David G. Hawkins, ancien haut fonctionnaire de la défense et du renseignement, affirme que la CIA a propagé Ebola en Afrique pour l’utiliser comme arme chimique contre l’URSS.

Hawkins prétend que la CIA a introduit Ebola au Zaïre (aujourd’hui République Démocratique du Congo) en 1976 et l’a utilisé comme un « ballon d’essai » car, contrairement à d’autres armes, il pouvait être surveillé pour déterminer son efficacité sans risquer la vie des Américains.

« Nous ne pouvons pas simplement nous couper de l’Afrique de l’Ouest » a déclaré m. Obama lors de son allocution hebdomadaire. «Essayer d’isoler toute une région du monde – si cela était encore possible – pourrait en fait aggraver la situation » a-t-il ajouté.

A l’heure actuelle, il existe plus de 500 soldats en service actif au Liberia et au Sénégal déployé dans le cadre de la mission us. le pentagone affirme qu’il envisage une force de 3.600 hommes pour lutter contre l’épidémie d’Ebola en Afrique de l’Ouest. L’ancien fonctionnaire pense que le gouvernement américain a fait la même chose en 2014 sous les ordres de Barack Obama, à travers un projet secret dont le nom de code est « Spear »

« Ils ont également dû créer un pont aérien à partir de l’Afrique de l’Ouest pour augmenter le niveau de peur dans le monde entier », écrit-il, ajoutant que cela était nécessaire parce que l’Obamacare était utilisé contre les démocrates

Le Dr Cyril Broderick, professeur associé de phytopathologie à l’université du Delaware, a écrit dans le Daily Observer du Liberia qu’Ebola est un organisme génétiquement modifié (OGM)

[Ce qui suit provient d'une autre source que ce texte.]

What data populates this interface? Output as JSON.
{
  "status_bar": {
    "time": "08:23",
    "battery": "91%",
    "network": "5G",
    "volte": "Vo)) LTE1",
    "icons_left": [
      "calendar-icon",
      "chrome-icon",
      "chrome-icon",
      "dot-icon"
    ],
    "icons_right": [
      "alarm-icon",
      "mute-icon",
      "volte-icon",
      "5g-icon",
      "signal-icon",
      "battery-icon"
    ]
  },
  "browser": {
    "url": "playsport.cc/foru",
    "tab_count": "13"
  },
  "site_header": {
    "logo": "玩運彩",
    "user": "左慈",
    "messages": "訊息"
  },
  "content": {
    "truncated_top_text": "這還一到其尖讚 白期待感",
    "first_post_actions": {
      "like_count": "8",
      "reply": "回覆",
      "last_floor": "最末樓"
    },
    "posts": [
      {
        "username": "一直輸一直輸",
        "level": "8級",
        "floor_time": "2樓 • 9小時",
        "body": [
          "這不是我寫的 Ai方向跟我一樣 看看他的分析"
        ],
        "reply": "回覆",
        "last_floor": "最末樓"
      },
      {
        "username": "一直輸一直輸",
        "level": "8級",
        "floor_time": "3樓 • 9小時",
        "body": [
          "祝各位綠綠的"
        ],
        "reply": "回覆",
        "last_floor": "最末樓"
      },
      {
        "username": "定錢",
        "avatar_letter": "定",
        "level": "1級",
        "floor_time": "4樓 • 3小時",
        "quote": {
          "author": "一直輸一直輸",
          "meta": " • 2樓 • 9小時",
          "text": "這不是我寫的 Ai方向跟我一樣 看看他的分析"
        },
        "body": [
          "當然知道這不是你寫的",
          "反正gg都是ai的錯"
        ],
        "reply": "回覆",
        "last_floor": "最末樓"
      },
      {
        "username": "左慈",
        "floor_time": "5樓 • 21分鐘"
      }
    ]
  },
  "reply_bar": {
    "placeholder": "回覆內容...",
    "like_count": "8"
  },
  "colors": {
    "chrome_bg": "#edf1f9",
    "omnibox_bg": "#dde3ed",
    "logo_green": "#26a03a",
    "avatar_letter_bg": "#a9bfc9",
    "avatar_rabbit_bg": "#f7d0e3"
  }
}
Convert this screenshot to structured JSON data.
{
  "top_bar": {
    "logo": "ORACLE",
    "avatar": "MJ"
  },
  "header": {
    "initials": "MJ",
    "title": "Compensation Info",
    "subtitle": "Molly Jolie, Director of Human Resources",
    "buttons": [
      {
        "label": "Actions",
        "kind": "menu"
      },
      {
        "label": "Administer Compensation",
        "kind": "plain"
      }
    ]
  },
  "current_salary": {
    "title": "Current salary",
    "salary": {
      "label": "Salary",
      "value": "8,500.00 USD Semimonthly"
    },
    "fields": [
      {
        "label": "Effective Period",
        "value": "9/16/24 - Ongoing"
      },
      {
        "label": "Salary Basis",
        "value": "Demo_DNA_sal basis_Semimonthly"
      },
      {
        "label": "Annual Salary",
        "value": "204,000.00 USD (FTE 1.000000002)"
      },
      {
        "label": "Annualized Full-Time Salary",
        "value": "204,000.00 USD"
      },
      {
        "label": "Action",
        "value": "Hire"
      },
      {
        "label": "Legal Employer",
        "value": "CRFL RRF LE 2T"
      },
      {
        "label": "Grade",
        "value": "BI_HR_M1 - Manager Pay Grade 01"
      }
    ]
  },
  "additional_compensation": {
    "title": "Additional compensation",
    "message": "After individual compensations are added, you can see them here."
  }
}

Hawkins affirme que cette fois, ils ont utilisé une souche plus mortelle et l’ont transmise à des patients libériens et guinéens. Il poursuit en disant que les experts américains en matière de santé ont combattu Ebola en secret depuis les années 1990, et qu’ils l’ont utilisé comme arme de guerre contre Cuba.

Hawkins voit un parallèle entre ces actions et celles d’autres gouvernements du passé qui ont découvert des maladies puis les ont utilisées pour tuer les populations indigènes (il nomme la variole).

« Je dis que les agents de renseignement américains mesurent très soigneusement leurs paroles sur Ebola, dans l’optique de l’utiliser comme une nouvelle arme biologique contre les populations africaines », conclut-il.